C’est cette dernière idée qui mérite d’être examinée plus attentivement. Au rythme où vont les choses, ce Fonds de 11,7 milliards de dollars atteindra 51 milliards de dollars dans 10 ans, somme qui devient absurde. Selon le scénario évoqué, si le gouvernement suspend ses versements annuels de 3,7 milliards en moyenne, sauf les revenus de placements du Fonds, il parviendra à retrouver l’équilibre budgétaire dans 5 ans tout en maintenant la progression des dépenses prévue au dernier budget (2,8%), incluant le milliard récurrent consenti pour reconnaître la contribution des travailleurs de la santé. Par la suite, il pourra toujours reprendre les versements au FG pour accélérer la réduction du poids de la dette. À l’examen, un tel schéma ne procurerait pas de ressources additionnelles au gouvernement. Au contraire, il entraînerait une baisse des revenus de placement du FG. Le schéma permettrait d’atteindre plus rapidement l’équilibre budgétaire à cause de la cessation des versements au FG à prendre en considération dans le calcul du solde budgétaire selon la Loi. L’effort pour réduire l’endettement serait affaibli au seul profit de considérations techniques et comptables.

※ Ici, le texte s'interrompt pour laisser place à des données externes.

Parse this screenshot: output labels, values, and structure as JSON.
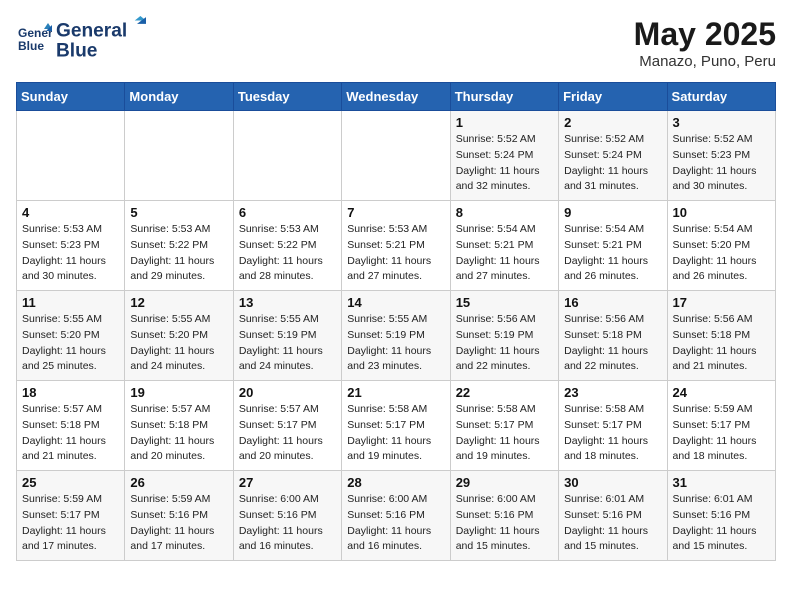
{
  "header": {
    "logo_line1": "General",
    "logo_line2": "Blue",
    "month": "May 2025",
    "location": "Manazo, Puno, Peru"
  },
  "weekdays": [
    "Sunday",
    "Monday",
    "Tuesday",
    "Wednesday",
    "Thursday",
    "Friday",
    "Saturday"
  ],
  "weeks": [
    [
      {
        "day": "",
        "info": ""
      },
      {
        "day": "",
        "info": ""
      },
      {
        "day": "",
        "info": ""
      },
      {
        "day": "",
        "info": ""
      },
      {
        "day": "1",
        "info": "Sunrise: 5:52 AM\nSunset: 5:24 PM\nDaylight: 11 hours\nand 32 minutes."
      },
      {
        "day": "2",
        "info": "Sunrise: 5:52 AM\nSunset: 5:24 PM\nDaylight: 11 hours\nand 31 minutes."
      },
      {
        "day": "3",
        "info": "Sunrise: 5:52 AM\nSunset: 5:23 PM\nDaylight: 11 hours\nand 30 minutes."
      }
    ],
    [
      {
        "day": "4",
        "info": "Sunrise: 5:53 AM\nSunset: 5:23 PM\nDaylight: 11 hours\nand 30 minutes."
      },
      {
        "day": "5",
        "info": "Sunrise: 5:53 AM\nSunset: 5:22 PM\nDaylight: 11 hours\nand 29 minutes."
      },
      {
        "day": "6",
        "info": "Sunrise: 5:53 AM\nSunset: 5:22 PM\nDaylight: 11 hours\nand 28 minutes."
      },
      {
        "day": "7",
        "info": "Sunrise: 5:53 AM\nSunset: 5:21 PM\nDaylight: 11 hours\nand 27 minutes."
      },
      {
        "day": "8",
        "info": "Sunrise: 5:54 AM\nSunset: 5:21 PM\nDaylight: 11 hours\nand 27 minutes."
      },
      {
        "day": "9",
        "info": "Sunrise: 5:54 AM\nSunset: 5:21 PM\nDaylight: 11 hours\nand 26 minutes."
      },
      {
        "day": "10",
        "info": "Sunrise: 5:54 AM\nSunset: 5:20 PM\nDaylight: 11 hours\nand 26 minutes."
      }
    ],
    [
      {
        "day": "11",
        "info": "Sunrise: 5:55 AM\nSunset: 5:20 PM\nDaylight: 11 hours\nand 25 minutes."
      },
      {
        "day": "12",
        "info": "Sunrise: 5:55 AM\nSunset: 5:20 PM\nDaylight: 11 hours\nand 24 minutes."
      },
      {
        "day": "13",
        "info": "Sunrise: 5:55 AM\nSunset: 5:19 PM\nDaylight: 11 hours\nand 24 minutes."
      },
      {
        "day": "14",
        "info": "Sunrise: 5:55 AM\nSunset: 5:19 PM\nDaylight: 11 hours\nand 23 minutes."
      },
      {
        "day": "15",
        "info": "Sunrise: 5:56 AM\nSunset: 5:19 PM\nDaylight: 11 hours\nand 22 minutes."
      },
      {
        "day": "16",
        "info": "Sunrise: 5:56 AM\nSunset: 5:18 PM\nDaylight: 11 hours\nand 22 minutes."
      },
      {
        "day": "17",
        "info": "Sunrise: 5:56 AM\nSunset: 5:18 PM\nDaylight: 11 hours\nand 21 minutes."
      }
    ],
    [
      {
        "day": "18",
        "info": "Sunrise: 5:57 AM\nSunset: 5:18 PM\nDaylight: 11 hours\nand 21 minutes."
      },
      {
        "day": "19",
        "info": "Sunrise: 5:57 AM\nSunset: 5:18 PM\nDaylight: 11 hours\nand 20 minutes."
      },
      {
        "day": "20",
        "info": "Sunrise: 5:57 AM\nSunset: 5:17 PM\nDaylight: 11 hours\nand 20 minutes."
      },
      {
        "day": "21",
        "info": "Sunrise: 5:58 AM\nSunset: 5:17 PM\nDaylight: 11 hours\nand 19 minutes."
      },
      {
        "day": "22",
        "info": "Sunrise: 5:58 AM\nSunset: 5:17 PM\nDaylight: 11 hours\nand 19 minutes."
      },
      {
        "day": "23",
        "info": "Sunrise: 5:58 AM\nSunset: 5:17 PM\nDaylight: 11 hours\nand 18 minutes."
      },
      {
        "day": "24",
        "info": "Sunrise: 5:59 AM\nSunset: 5:17 PM\nDaylight: 11 hours\nand 18 minutes."
      }
    ],
    [
      {
        "day": "25",
        "info": "Sunrise: 5:59 AM\nSunset: 5:17 PM\nDaylight: 11 hours\nand 17 minutes."
      },
      {
        "day": "26",
        "info": "Sunrise: 5:59 AM\nSunset: 5:16 PM\nDaylight: 11 hours\nand 17 minutes."
      },
      {
        "day": "27",
        "info": "Sunrise: 6:00 AM\nSunset: 5:16 PM\nDaylight: 11 hours\nand 16 minutes."
      },
      {
        "day": "28",
        "info": "Sunrise: 6:00 AM\nSunset: 5:16 PM\nDaylight: 11 hours\nand 16 minutes."
      },
      {
        "day": "29",
        "info": "Sunrise: 6:00 AM\nSunset: 5:16 PM\nDaylight: 11 hours\nand 15 minutes."
      },
      {
        "day": "30",
        "info": "Sunrise: 6:01 AM\nSunset: 5:16 PM\nDaylight: 11 hours\nand 15 minutes."
      },
      {
        "day": "31",
        "info": "Sunrise: 6:01 AM\nSunset: 5:16 PM\nDaylight: 11 hours\nand 15 minutes."
      }
    ]
  ]
}
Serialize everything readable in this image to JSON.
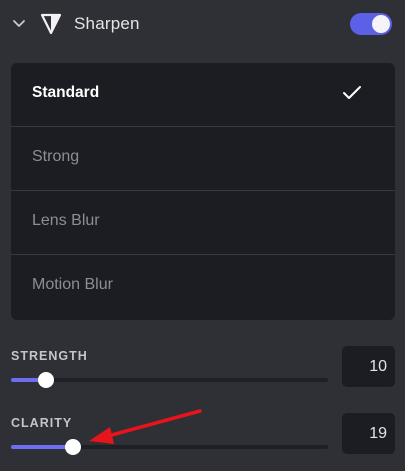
{
  "header": {
    "title": "Sharpen",
    "enabled": true,
    "icons": {
      "collapse": "chevron-down-icon",
      "effect": "sharpen-triangle-icon"
    }
  },
  "options": [
    {
      "label": "Standard",
      "selected": true
    },
    {
      "label": "Strong",
      "selected": false
    },
    {
      "label": "Lens Blur",
      "selected": false
    },
    {
      "label": "Motion Blur",
      "selected": false
    }
  ],
  "sliders": {
    "strength": {
      "label": "STRENGTH",
      "value": "10",
      "fraction": 0.11
    },
    "clarity": {
      "label": "CLARITY",
      "value": "19",
      "fraction": 0.195
    }
  },
  "colors": {
    "accent": "#5b61e6",
    "annotation": "#e8141b"
  }
}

Une autre option, évoquée par le ministre des Finances Éric Girard, consisterait à prendre comme repère pour la gouverne budgétaire le solde budgétaire au sens des comptes publics plutôt que le solde selon la Loi sur l’équilibre budgétaire (LEB). Le solde budgétaire au sens des comptes publics mesure le véritable écart entre les revenus et les dépenses, tandis que le solde au sens de la LEB représente le solde après la contribution au Fonds des générations. Cette dernière notion est une construction comptable découlant de la LEB. Elle force le gouvernement à augmenter les impôts et/ou réduire les dépenses pour couvrir ses versements au FG afin d’assurer l’équilibre budgétaire selon la Loi, ce qui réduit d’autant sa marge de manœuvre. En supposant l’équilibre budgétaire au sens des comptes publics comme norme, le gouvernement devra emprunter pour ses versements au FG s’il veut les maintenir au niveau prévu, ce qui alourdirait d’autant la dette, ne laissant que les revenus de placement du FG comme élément contribuant marginalement à la réduction de celle-ci. Ou alors d’éventuels surplus pourraient aussi y être consacrés plutôt qu’être comptabilisés dans la réserve de stabilisation théorique. C’est un gros morceau de l’architecture des comptes budgétaires telle qu’on la connaît depuis 2006, avec la dynamique qu’elle imprime, qui volerait en éclats, conduisant vraisemblablement à la déliquescence du Fonds des générations.
Manifestement, une telle orientation présente un intérêt certain parce qu’elle dégage une marge de manœuvre de près de 4 milliards de dollars pour le gouvernement. Elle ne suffira cependant sans doute pas à combler les exigences de financement accru pour les nombreux besoins qui se manifestent pour les services de garde, les soins à domicile, l’éducation, la santé, les services sociaux et quantité d’autres domaines. Il faudra donc poursuivre en parallèle la réflexion sur les mesures de revenus à adopter pour améliorer les services publics et les programmes sociaux et afin d’accélérer la transition écologique.